Dès que les travaux sont terminés, le bail recommence à courir et le locataire peut réaménager dans les locaux loués.

À noter que les motifs énoncés ci-dessus sont valables pour un bail commercial initial ou bien un bail prolongé par tacite reconduction ou par renouvellement.

Bon à savoir : Dans ce cas, le bailleur devra verser une indemnité d’éviction au locataire ou bien lui proposer un local de remplacement équivalent.

Dans tous les cas, le bailleur tout comme le locataire doit délivrer son congé à l’autre partie en respectant le principe de bonne foi. Tout congé délivré de mauvaise foi sera considéré comme nul aux yeux de la loi. Par ailleurs, il est interdit au bailleur d’obtenir la résiliation du bail commercial par le biais de manœuvres frauduleuses (usage d’une fausse qualité ou abus d’une qualité vraie par exemple).

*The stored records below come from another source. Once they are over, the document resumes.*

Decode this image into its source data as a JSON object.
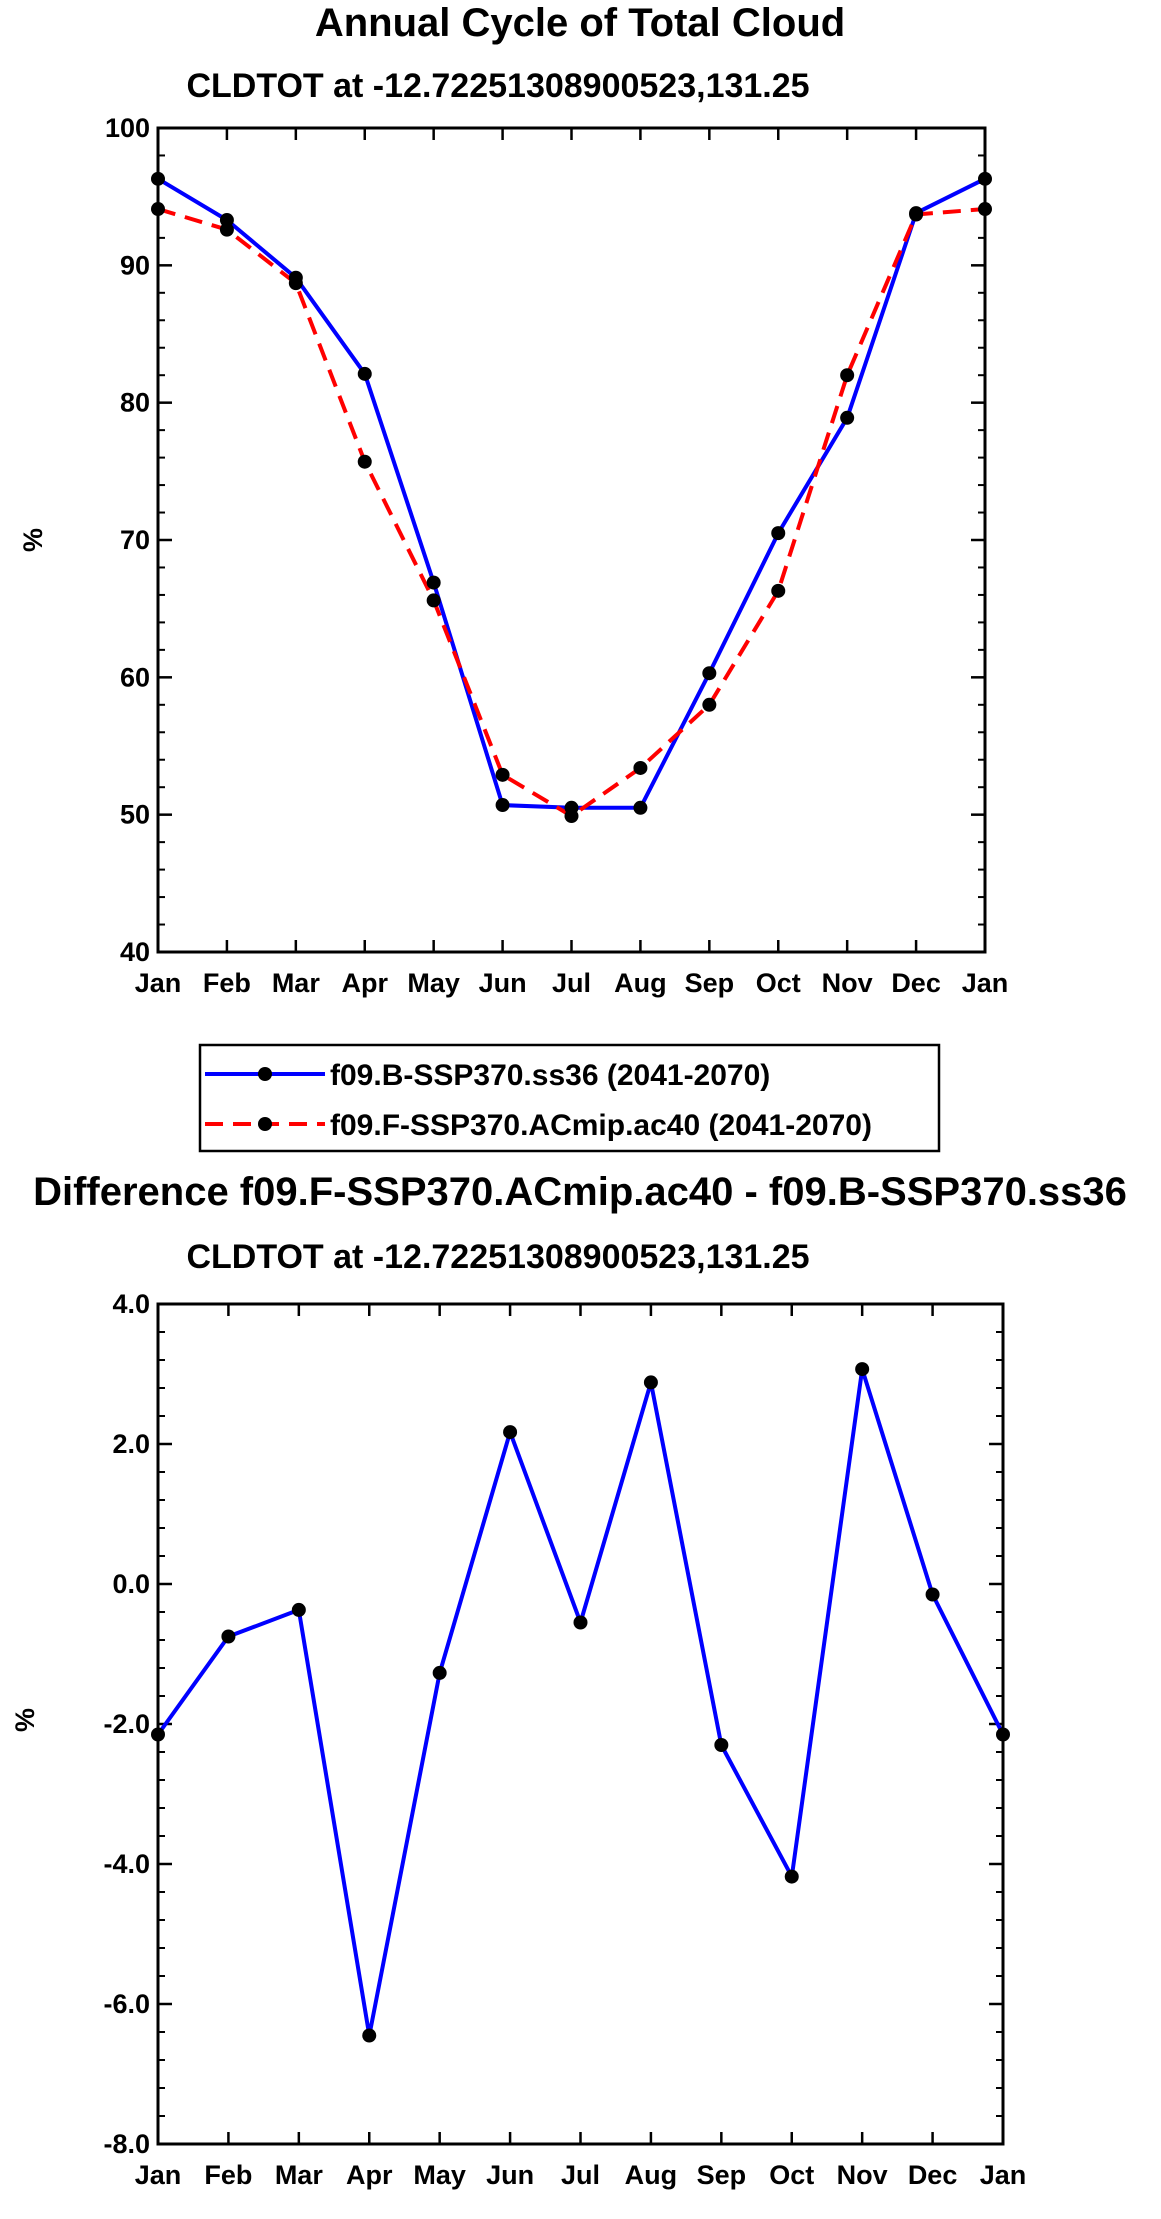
{
  "chart_data": [
    {
      "type": "line",
      "title": "Annual Cycle of Total Cloud",
      "subtitle": "CLDTOT at -12.72251308900523,131.25",
      "xlabel": "",
      "ylabel": "%",
      "categories": [
        "Jan",
        "Feb",
        "Mar",
        "Apr",
        "May",
        "Jun",
        "Jul",
        "Aug",
        "Sep",
        "Oct",
        "Nov",
        "Dec",
        "Jan"
      ],
      "ylim": [
        40,
        100
      ],
      "yticks": [
        40,
        50,
        60,
        70,
        80,
        90,
        100
      ],
      "ytick_labels": [
        "40",
        "50",
        "60",
        "70",
        "80",
        "90",
        "100"
      ],
      "grid": false,
      "legend_position": "bottom",
      "series": [
        {
          "name": "f09.B-SSP370.ss36 (2041-2070)",
          "color": "#0000ff",
          "dash": "solid",
          "values": [
            96.3,
            93.3,
            89.1,
            82.1,
            66.9,
            50.7,
            50.5,
            50.5,
            60.3,
            70.5,
            78.9,
            93.8,
            96.3
          ]
        },
        {
          "name": "f09.F-SSP370.ACmip.ac40 (2041-2070)",
          "color": "#ff0000",
          "dash": "dashed",
          "values": [
            94.1,
            92.6,
            88.7,
            75.7,
            65.6,
            52.9,
            49.9,
            53.4,
            58.0,
            66.3,
            82.0,
            93.7,
            94.1
          ]
        }
      ]
    },
    {
      "type": "line",
      "title": "Difference f09.F-SSP370.ACmip.ac40 - f09.B-SSP370.ss36",
      "subtitle": "CLDTOT at -12.72251308900523,131.25",
      "xlabel": "",
      "ylabel": "%",
      "categories": [
        "Jan",
        "Feb",
        "Mar",
        "Apr",
        "May",
        "Jun",
        "Jul",
        "Aug",
        "Sep",
        "Oct",
        "Nov",
        "Dec",
        "Jan"
      ],
      "ylim": [
        -8,
        4
      ],
      "yticks": [
        -8,
        -6,
        -4,
        -2,
        0,
        2,
        4
      ],
      "ytick_labels": [
        "-8.0",
        "-6.0",
        "-4.0",
        "-2.0",
        "0.0",
        "2.0",
        "4.0"
      ],
      "grid": false,
      "series": [
        {
          "name": "difference",
          "color": "#0000ff",
          "dash": "solid",
          "values": [
            -2.15,
            -0.75,
            -0.37,
            -6.45,
            -1.27,
            2.17,
            -0.55,
            2.88,
            -2.3,
            -4.18,
            3.07,
            -0.15,
            -2.15
          ]
        }
      ]
    }
  ]
}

De surcroît, selon une décision de jurisprudence, la bonne foi est présumée si le bailleur donne congé au locataire au terme d’une période triennale du fait de la reconstruction de l’immeuble existant et qu’il verse une indemnité d’éviction en contrepartie.

 

Résiliation d’un bail commercial hors période triennale, est-ce possible ?

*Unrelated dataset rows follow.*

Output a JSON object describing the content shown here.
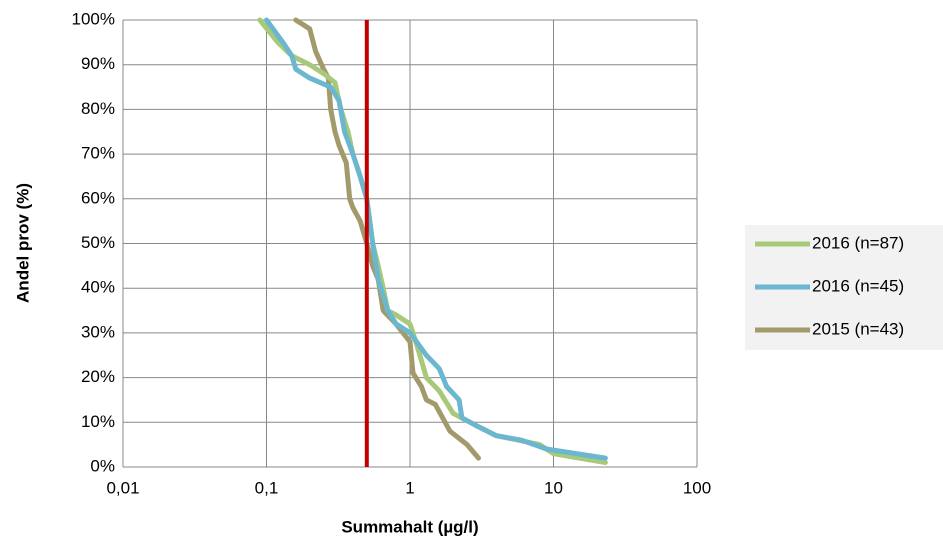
{
  "chart_data": {
    "type": "line",
    "x_label": "Summahalt (µg/l)",
    "y_label": "Andel prov (%)",
    "xscale": "log",
    "grid": true,
    "xlim": [
      0.01,
      100
    ],
    "xticks": [
      {
        "value": 0.01,
        "label": "0,01"
      },
      {
        "value": 0.1,
        "label": "0,1"
      },
      1,
      10,
      100
    ],
    "ylim": [
      0,
      100
    ],
    "yticks": [
      {
        "value": 0,
        "label": "0%"
      },
      {
        "value": 10,
        "label": "10%"
      },
      {
        "value": 20,
        "label": "20%"
      },
      {
        "value": 30,
        "label": "30%"
      },
      {
        "value": 40,
        "label": "40%"
      },
      {
        "value": 50,
        "label": "50%"
      },
      {
        "value": 60,
        "label": "60%"
      },
      {
        "value": 70,
        "label": "70%"
      },
      {
        "value": 80,
        "label": "80%"
      },
      {
        "value": 90,
        "label": "90%"
      },
      {
        "value": 100,
        "label": "100%"
      }
    ],
    "reference_line": {
      "value": 0.5,
      "color": "#c00000"
    },
    "legend": "right",
    "series": [
      {
        "name": "2016 (n=87)",
        "color": "#a9c97a",
        "x": [
          0.09,
          0.12,
          0.15,
          0.2,
          0.25,
          0.3,
          0.33,
          0.37,
          0.4,
          0.45,
          0.5,
          0.55,
          0.6,
          0.65,
          0.7,
          0.8,
          1,
          1.1,
          1.3,
          1.6,
          2,
          3,
          4,
          8,
          10,
          23
        ],
        "values": [
          100,
          95,
          92,
          90,
          88,
          86,
          80,
          75,
          70,
          65,
          60,
          50,
          45,
          40,
          35,
          34,
          32,
          28,
          20,
          17,
          12,
          9,
          7,
          5,
          3,
          1
        ]
      },
      {
        "name": "2016 (n=45)",
        "color": "#6bb7cf",
        "x": [
          0.1,
          0.13,
          0.15,
          0.16,
          0.2,
          0.28,
          0.32,
          0.35,
          0.4,
          0.45,
          0.5,
          0.55,
          0.6,
          0.7,
          0.8,
          1,
          1.3,
          1.6,
          1.8,
          2.2,
          2.3,
          3,
          4,
          6,
          9,
          23
        ],
        "values": [
          100,
          95,
          92,
          89,
          87,
          85,
          82,
          75,
          70,
          65,
          60,
          50,
          42,
          35,
          32,
          30,
          25,
          22,
          18,
          15,
          11,
          9,
          7,
          6,
          4,
          2
        ]
      },
      {
        "name": "2015 (n=43)",
        "color": "#a39a6c",
        "x": [
          0.16,
          0.2,
          0.22,
          0.25,
          0.27,
          0.28,
          0.3,
          0.32,
          0.36,
          0.38,
          0.4,
          0.45,
          0.5,
          0.55,
          0.6,
          0.65,
          0.8,
          1,
          1.05,
          1.2,
          1.3,
          1.5,
          1.9,
          2.5,
          3
        ],
        "values": [
          100,
          98,
          93,
          89,
          87,
          80,
          75,
          72,
          68,
          60,
          58,
          55,
          50,
          45,
          42,
          35,
          32,
          28,
          21,
          18,
          15,
          14,
          8,
          5,
          2
        ]
      }
    ]
  }
}
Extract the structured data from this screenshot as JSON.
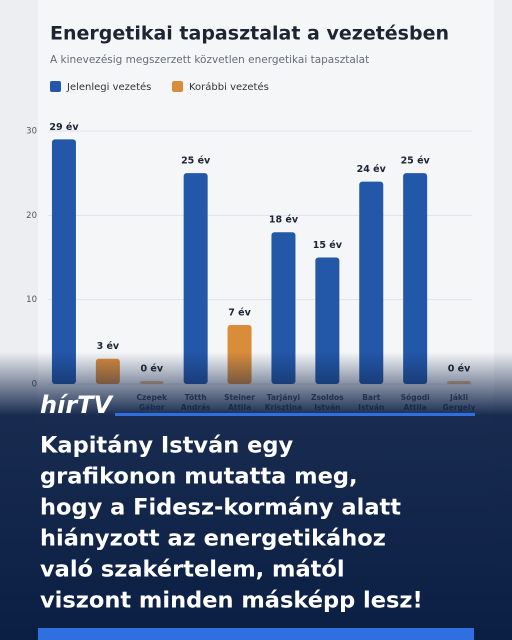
{
  "chart_data": {
    "type": "bar",
    "title": "Energetikai tapasztalat a vezetésben",
    "subtitle": "A kinevezésig megszerzett közvetlen energetikai tapasztalat",
    "categories": [
      null,
      null,
      "Czepek Gábor",
      "Tötth András",
      "Steiner Attila",
      "Tarjányi Krisztina",
      "Zsoldos István",
      "Bart István",
      "Sógodi Attila",
      "Jákli Gergely"
    ],
    "series": [
      {
        "name": "Jelenlegi vezetés",
        "color": "#2357a8",
        "values": [
          29,
          null,
          null,
          25,
          null,
          18,
          15,
          24,
          25,
          null
        ],
        "value_labels": [
          "29 év",
          null,
          null,
          "25 év",
          null,
          "18 év",
          "15 év",
          "24 év",
          "25 év",
          null
        ]
      },
      {
        "name": "Korábbi vezetés",
        "color": "#d98c3a",
        "values": [
          null,
          3,
          0,
          null,
          7,
          null,
          null,
          null,
          null,
          0
        ],
        "value_labels": [
          null,
          "3 év",
          "0 év",
          null,
          "7 év",
          null,
          null,
          null,
          null,
          "0 év"
        ]
      }
    ],
    "ylim": [
      0,
      30
    ],
    "yticks": [
      0,
      10,
      20,
      30
    ],
    "grid": true
  },
  "logo": "hírTV",
  "headline": [
    "Kapitány István egy",
    "grafikonon mutatta meg,",
    "hogy a Fidesz-kormány alatt",
    "hiányzott az energetikához",
    "való szakértelem, mától",
    "viszont minden másképp lesz!"
  ]
}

En principe, le locataire et le bailleur ne sont autorisés à résilier le bail commercial que pendant une période triennale. Cependant, dans certaines situations, ce principe souffre d’exceptions. Il s’agit des cas où :

  • Le bailleur et le locataire trouvent un accord amiable pour résilier le bail commercial en dehors des périodes triennales : dans ce cas, cet accord amiable n’est pas soumis aux dispositions du Code de commerce. Les parties sont donc libres de négocier les termes de l’accord ;
  • Le locataire trouve un remplaçant et décide de céder son droit au bail : attention, il ne faut pas confondre vente de fonds de commerce et cession de droit au bail. La cession du droit au bail permet à un nouveau locataire de reprendre le bail commercial en cours dans des conditions identiques ;
  • Le locataire qui part à la retraite ou qui bénéficie d’une pension pour invalidité est dispensé de respecter la faculté triennale de résiliation. Il peut alors donner son congé au bailleur à tout moment en respectant un préavis de six mois ;
  • Le contrat de bail commercial dispose d’une clause résolutoire : en vertu d’une telle clause, le bailleur peut résilier unilatéralement et de plein droit le bail commercial en cas de manquement du locataire à ses obligations (paiement du loyer ou changement de destination des locaux sans l’accord du propriétaire notamment).

Bon à savoir : En l’absence de clause résolutoire, il est toutefois possible de saisir le tribunal compétent pour obtenir la résiliation judiciaire du bail commercial.

Si le locataire n’est pas dans cette situation et met quand même fin au bail commercial en dehors d’une période triennale, alors il sera tenu au paiement des loyers et des charges locatives jusqu’à la prochaine échéance triennale.